La giunta regionale impugna la sospensione di Cuffaro: «Conflitto costituzionale»

Il decreto firmato dall’ex premier Romano Prodi sulla sospensione di Salvatore Cuffaro, peraltro già dimessosi dalla carica di presidente della Regione, viene impugnato dalla giunta regionale siciliana davanti alla Corte Costituzionale. Secondo il vicepresidente della giunta, Nicola Leanza del Mpa, «è stato violato lo Statuto, per questo abbiamo dato mandato all’ufficio legislativo della Regione di sollevare il conflitto costituzionale».

Nonostante da Palazzo Chigi il decreto di Prodi sia stato difeso definendolo «un atto dovuto», forti critiche, soprattutto dal partito di Cuffaro, l’Udc, sono piovute da più parti, anche da chi, come il Fronte Nazionale Siciliano, ne aveva chiesto le dimissioni: «la competenza in materia è dell’Alta Corte per la Regione Sicilia». Il governo, da parte sua, ha citato un articolo della legge 55 del 1990, secondo il quale la sospensione è dovuta «per chiunque sia stato condannato, anche in via non definitiva, per favoreggiamento personale in relazione a un reato di associazione di stampo mafioso».

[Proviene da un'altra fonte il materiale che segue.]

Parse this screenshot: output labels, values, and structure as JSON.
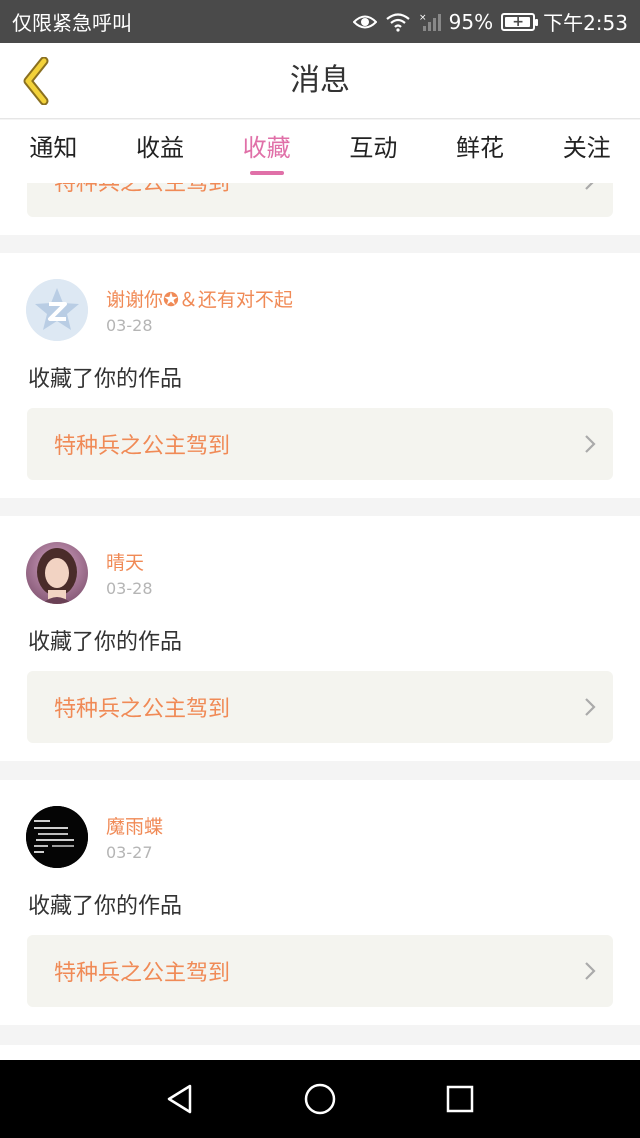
{
  "status_bar": {
    "carrier_text": "仅限紧急呼叫",
    "battery_percent": "95%",
    "battery_level": 0.95,
    "time": "下午2:53"
  },
  "header": {
    "title": "消息",
    "accent_color": "#f0c030"
  },
  "tabs": [
    {
      "label": "通知",
      "active": false
    },
    {
      "label": "收益",
      "active": false
    },
    {
      "label": "收藏",
      "active": true
    },
    {
      "label": "互动",
      "active": false
    },
    {
      "label": "鲜花",
      "active": false
    },
    {
      "label": "关注",
      "active": false
    }
  ],
  "active_color": "#e070a8",
  "partial_card": {
    "work_title": "特种兵之公主驾到"
  },
  "messages": [
    {
      "user": "谢谢你✪＆还有对不起",
      "date": "03-28",
      "action": "收藏了你的作品",
      "work_title": "特种兵之公主驾到",
      "avatar": "default-z-avatar"
    },
    {
      "user": "晴天",
      "date": "03-28",
      "action": "收藏了你的作品",
      "work_title": "特种兵之公主驾到",
      "avatar": "photo-avatar"
    },
    {
      "user": "魔雨蝶",
      "date": "03-27",
      "action": "收藏了你的作品",
      "work_title": "特种兵之公主驾到",
      "avatar": "dark-text-avatar"
    }
  ],
  "nav": {
    "back_icon": "triangle-back-icon",
    "home_icon": "circle-home-icon",
    "recents_icon": "square-recents-icon"
  }
}
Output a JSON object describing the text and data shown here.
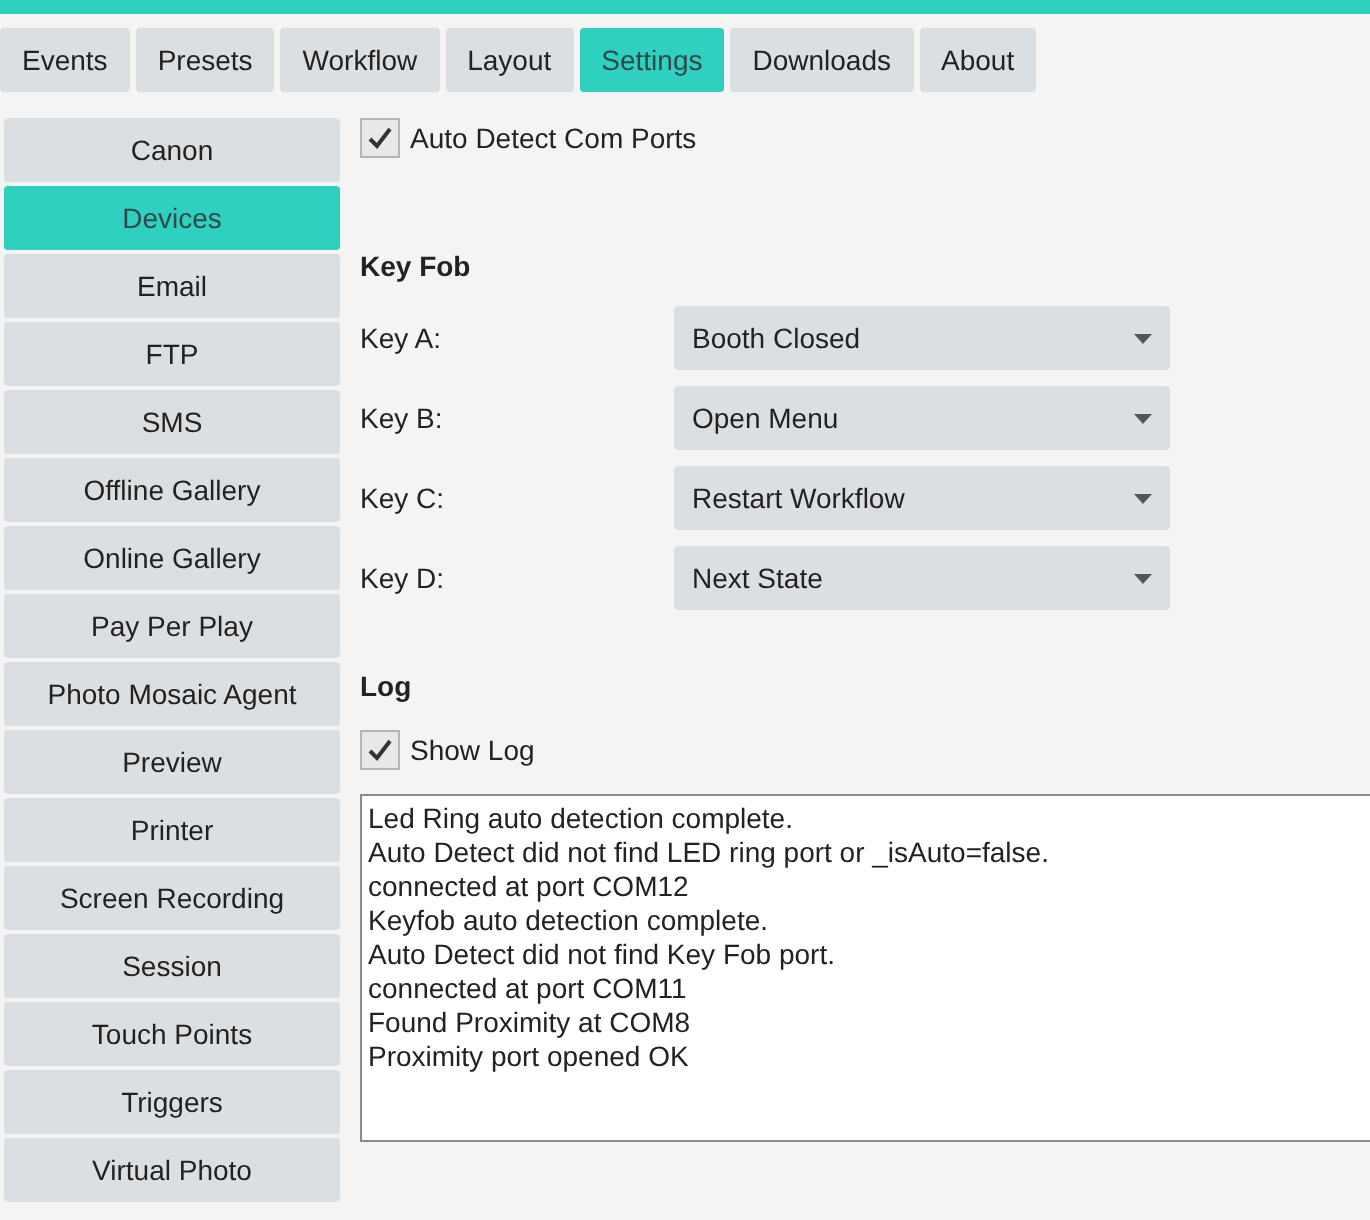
{
  "tabs": [
    {
      "label": "Events",
      "selected": false
    },
    {
      "label": "Presets",
      "selected": false
    },
    {
      "label": "Workflow",
      "selected": false
    },
    {
      "label": "Layout",
      "selected": false
    },
    {
      "label": "Settings",
      "selected": true
    },
    {
      "label": "Downloads",
      "selected": false
    },
    {
      "label": "About",
      "selected": false
    }
  ],
  "sidebar": {
    "items": [
      {
        "label": "Canon",
        "selected": false
      },
      {
        "label": "Devices",
        "selected": true
      },
      {
        "label": "Email",
        "selected": false
      },
      {
        "label": "FTP",
        "selected": false
      },
      {
        "label": "SMS",
        "selected": false
      },
      {
        "label": "Offline Gallery",
        "selected": false
      },
      {
        "label": "Online Gallery",
        "selected": false
      },
      {
        "label": "Pay Per Play",
        "selected": false
      },
      {
        "label": "Photo Mosaic Agent",
        "selected": false
      },
      {
        "label": "Preview",
        "selected": false
      },
      {
        "label": "Printer",
        "selected": false
      },
      {
        "label": "Screen Recording",
        "selected": false
      },
      {
        "label": "Session",
        "selected": false
      },
      {
        "label": "Touch Points",
        "selected": false
      },
      {
        "label": "Triggers",
        "selected": false
      },
      {
        "label": "Virtual Photo",
        "selected": false
      }
    ]
  },
  "auto_detect": {
    "label": "Auto Detect Com Ports",
    "checked": true
  },
  "key_fob": {
    "heading": "Key Fob",
    "keys": [
      {
        "label": "Key A:",
        "value": "Booth Closed"
      },
      {
        "label": "Key B:",
        "value": "Open Menu"
      },
      {
        "label": "Key C:",
        "value": "Restart Workflow"
      },
      {
        "label": "Key D:",
        "value": "Next State"
      }
    ]
  },
  "log": {
    "heading": "Log",
    "show_log": {
      "label": "Show Log",
      "checked": true
    },
    "lines": [
      "Led Ring auto detection complete.",
      "Auto Detect did not find LED ring port or _isAuto=false.",
      "connected at port COM12",
      "Keyfob auto detection complete.",
      "Auto Detect did not find Key Fob port.",
      "connected at port COM11",
      "Found Proximity at COM8",
      "Proximity port opened OK"
    ]
  }
}
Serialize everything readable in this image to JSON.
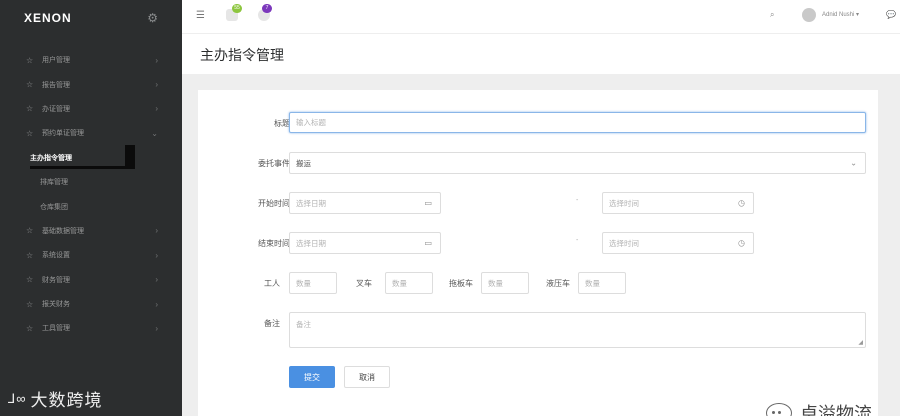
{
  "brand": {
    "logo": "XENON"
  },
  "sidebar": {
    "items": [
      {
        "label": "用户管理"
      },
      {
        "label": "报告管理"
      },
      {
        "label": "办证管理"
      },
      {
        "label": "预约单证管理"
      }
    ],
    "sub_items": [
      {
        "label": "主办指令管理"
      },
      {
        "label": "排库管理"
      },
      {
        "label": "仓库集团"
      }
    ],
    "items_after": [
      {
        "label": "基础数据管理"
      },
      {
        "label": "系统设置"
      },
      {
        "label": "财务管理"
      },
      {
        "label": "报关财务"
      },
      {
        "label": "工具管理"
      }
    ]
  },
  "topbar": {
    "messages_badge": "55",
    "notifications_badge": "7",
    "user_name": "Adnid Nushi ▾"
  },
  "page": {
    "title": "主办指令管理"
  },
  "form": {
    "title_label": "标题",
    "title_placeholder": "输入标题",
    "entrust_label": "委托事件",
    "entrust_value": "搬运",
    "start_label": "开始时间",
    "start_date_placeholder": "选择日期",
    "start_time_placeholder": "选择时间",
    "end_label": "结束时间",
    "end_date_placeholder": "选择日期",
    "end_time_placeholder": "选择时间",
    "range_separator": "-",
    "worker_label": "工人",
    "forklift_label": "叉车",
    "trailer_label": "拖板车",
    "hydraulic_label": "液压车",
    "qty_placeholder": "数量",
    "remark_label": "备注",
    "remark_placeholder": "备注",
    "submit_label": "提交",
    "cancel_label": "取消"
  },
  "watermark": {
    "left_mark": "⅃∞",
    "left_text": "大数跨境",
    "right_text": "卓溢物流"
  },
  "colors": {
    "sidebar_bg": "#2c2e2f",
    "primary": "#4a90e2",
    "messages_badge": "#8dc63f",
    "notifications_badge": "#7c38bc"
  }
}
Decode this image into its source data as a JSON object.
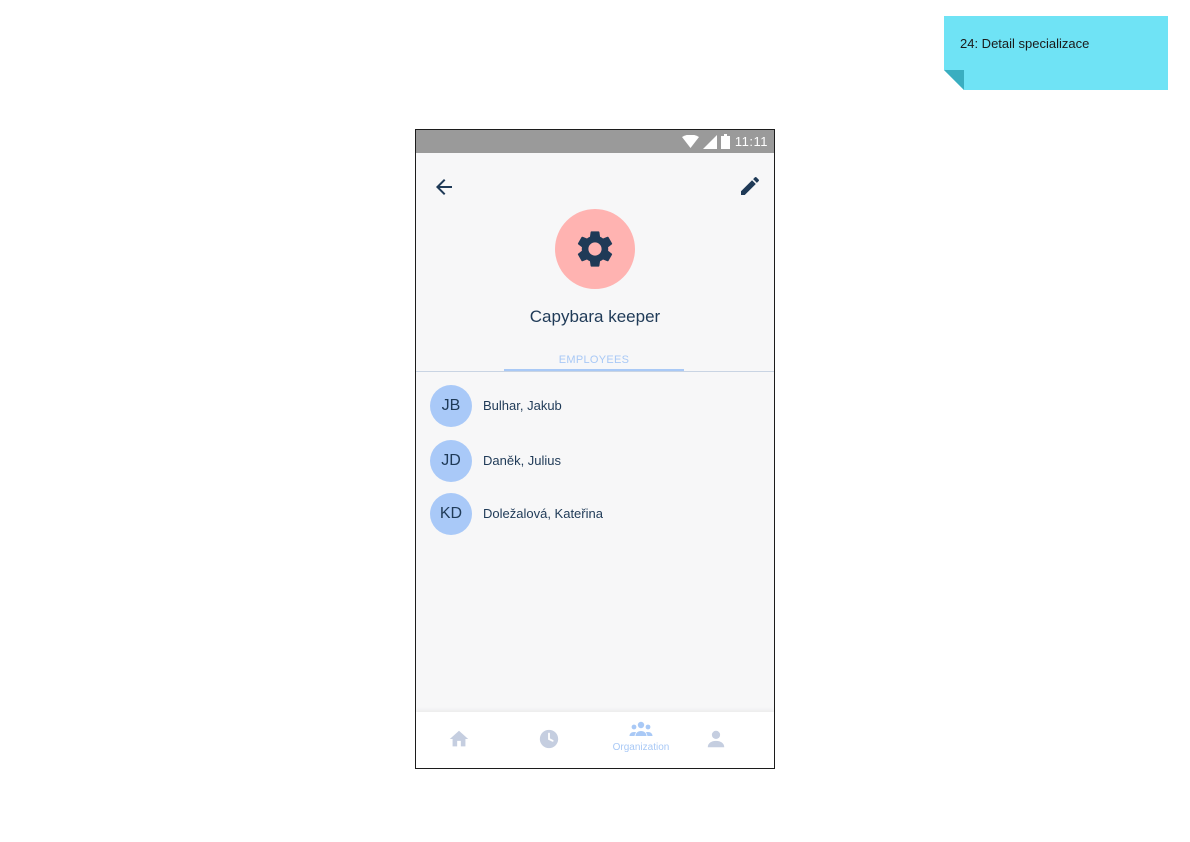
{
  "sticky_note": {
    "text": "24: Detail specializace",
    "color": "#6fe3f5"
  },
  "status_bar": {
    "time": "11:11"
  },
  "header": {
    "back_icon": "arrow-left-icon",
    "edit_icon": "pencil-icon"
  },
  "specialization": {
    "title": "Capybara keeper",
    "icon": "gear-icon",
    "avatar_color": "#ffb3b1"
  },
  "tabs": [
    {
      "label": "EMPLOYEES",
      "active": true
    }
  ],
  "employees": [
    {
      "initials": "JB",
      "name": "Bulhar, Jakub"
    },
    {
      "initials": "JD",
      "name": "Daněk, Julius"
    },
    {
      "initials": "KD",
      "name": "Doležalová, Kateřina"
    }
  ],
  "bottom_nav": {
    "items": [
      {
        "icon": "home-icon",
        "label": "",
        "active": false
      },
      {
        "icon": "clock-icon",
        "label": "",
        "active": false
      },
      {
        "icon": "people-icon",
        "label": "Organization",
        "active": true
      },
      {
        "icon": "person-icon",
        "label": "",
        "active": false
      }
    ]
  },
  "colors": {
    "accent": "#a9c9f6",
    "text_dark": "#1f3a57",
    "inactive_icon": "#c5cee0"
  }
}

In realtà Cuffaro è stato condannato per favoreggiamento semplice, senza l’aggravante di mafia, motivo per cui in un primo tempo l’ormai ex governatore aveva deciso di non dimettersi. C’è da dire anche che secondo i giudici di primo grado, lo stesso Cuffaro avrebbe avuto relazioni con soggetti condannati per mafia nello stesso processo sulle presunte “talpe- nella Direzione distrettuale antimafia (Dda) palermitana. La questione, come si può capire, procede in “punta di diritto-, toccherà alla Corte costituzionale dirimerla.